Peter Werkhoven: The impact of the quantum world - Innovation then and now
19 September 2016 • 2 min reading time
On the VPRO children’s programme, ‘Achterwerk in de kast’, in the 1980s, I remember seeing a boy pull back the curtain of the box and explain that life was getting more and more complicated. Previously, the wind used to simply blow through his hair, but he now knew that it was gases that moved from high to low-pressure areas. The world gets increasingly complicated the more closely you examine it.

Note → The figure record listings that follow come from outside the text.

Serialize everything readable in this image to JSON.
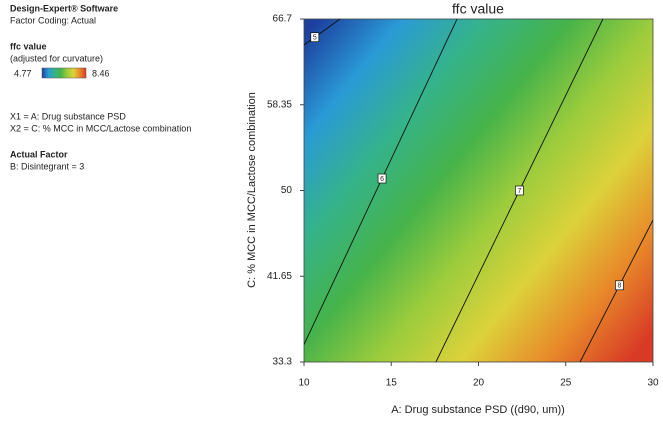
{
  "left_panel": {
    "software": "Design-Expert® Software",
    "coding": "Factor Coding: Actual",
    "response": "ffc value",
    "note": "(adjusted for curvature)",
    "x1": "X1 = A: Drug substance PSD",
    "x2": "X2 = C: % MCC in MCC/Lactose combination",
    "factor_heading": "Actual Factor",
    "factor": "B: Disintegrant = 3"
  },
  "chart_data": {
    "type": "contour",
    "title": "ffc value",
    "xlabel": "A: Drug substance PSD ((d90, um))",
    "ylabel": "C: % MCC in MCC/Lactose combination",
    "xlim": [
      10,
      30
    ],
    "xticks": [
      10,
      15,
      20,
      25,
      30
    ],
    "ylim": [
      33.3,
      66.7
    ],
    "yticks": [
      33.3,
      41.65,
      50,
      58.35,
      66.7
    ],
    "colorbar": {
      "min": 4.77,
      "max": 8.46,
      "colors": [
        "#1c3f9e",
        "#2a9ad6",
        "#35b38a",
        "#46b34a",
        "#9ccc3c",
        "#dcd23a",
        "#e88a2a",
        "#d83a26"
      ]
    },
    "contours": [
      {
        "level": 5,
        "x": [
          10,
          12.06
        ],
        "y": [
          64.17,
          66.7
        ]
      },
      {
        "level": 6,
        "x": [
          10,
          18.77
        ],
        "y": [
          35.0,
          66.7
        ]
      },
      {
        "level": 7,
        "x": [
          17.56,
          27.13
        ],
        "y": [
          33.3,
          66.7
        ]
      },
      {
        "level": 8,
        "x": [
          25.82,
          30
        ],
        "y": [
          33.3,
          47.13
        ]
      }
    ]
  }
}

And that’s just the world that we experience through our senses. When it comes to extremely small scales or extremely low temperatures, there are totally different laws and spooky characteristics that we have to deal with. An example is the atomic and sub-atomic quantum world exposed by such prominent scientists as Niels Bohr, Erwin Schrödinger, and Albert Einstein, at the start of the last century. Even for big thinkers, that world is difficult to grasp, but it leads to innovations that could turn everything upside down.
Uncertain and entangled
In this ‘bizarre’ world, quantum particles can rotate to the left and to the right simultaneously, for example. For people who like certainty, this does not sit well. An even stranger and fundamental phenomenon in the quantum world is the so-called entanglement of particles. If, in a crystal, you split one light particle into two light particles, then they remain entangled, as far as their characteristics are concerned. This is the case even if they are located at such a great distance apart from each other that even at the speed of light they are no longer able to ‘talk’ to each other. Both particles rotate to the left and to the right simultaneously, until you take a ‘photo’ of each. That reveals that the particles always rotate in opposite directions. Einstein and his colleagues thought of this as early as 1935, but that was only to show that quantum theory was not complete. Nonetheless, TU Delft demonstrated it definitively last year, in an experiment.
“A fresh quantum wind is blowing through our hair!”
New calculations
Calculating with particles that are 0 and 1 at the same time produces multiple answers at the same time, with which you can build extremely fast quantum computers. We are going to experience this quantum revolution. Impressive results have been achieved in e.g. the Qutech partnership agreement between TU Delft and TNO, with imposing laboratory filling experimental setups to control particles smaller than an atom. This is so promising that the European Commission has proposed making one billion euros available for a Quantum Flagship programme, yet to be set up, for quantum technology. In around ten to fifteen years, we expect to be able to make calculations so quickly that formulas for new superconductive materials can be worked out (a possible revolution in energy storage), new medicines will be conceived, and robots will finally be able to make complex motor movements (cutting our hair, for example). Moreover, quantum bits can be entangled with each other over large distances, as a result of which traditional communications can be quicker and more secure.
Using quantum characteristics also means that gravity sensors come within reach, allowing you to take a 3D photo of the subsoil, and use quantum cameras for light-sensitive applications in the medical sector (one beam of light knows what the other has seen).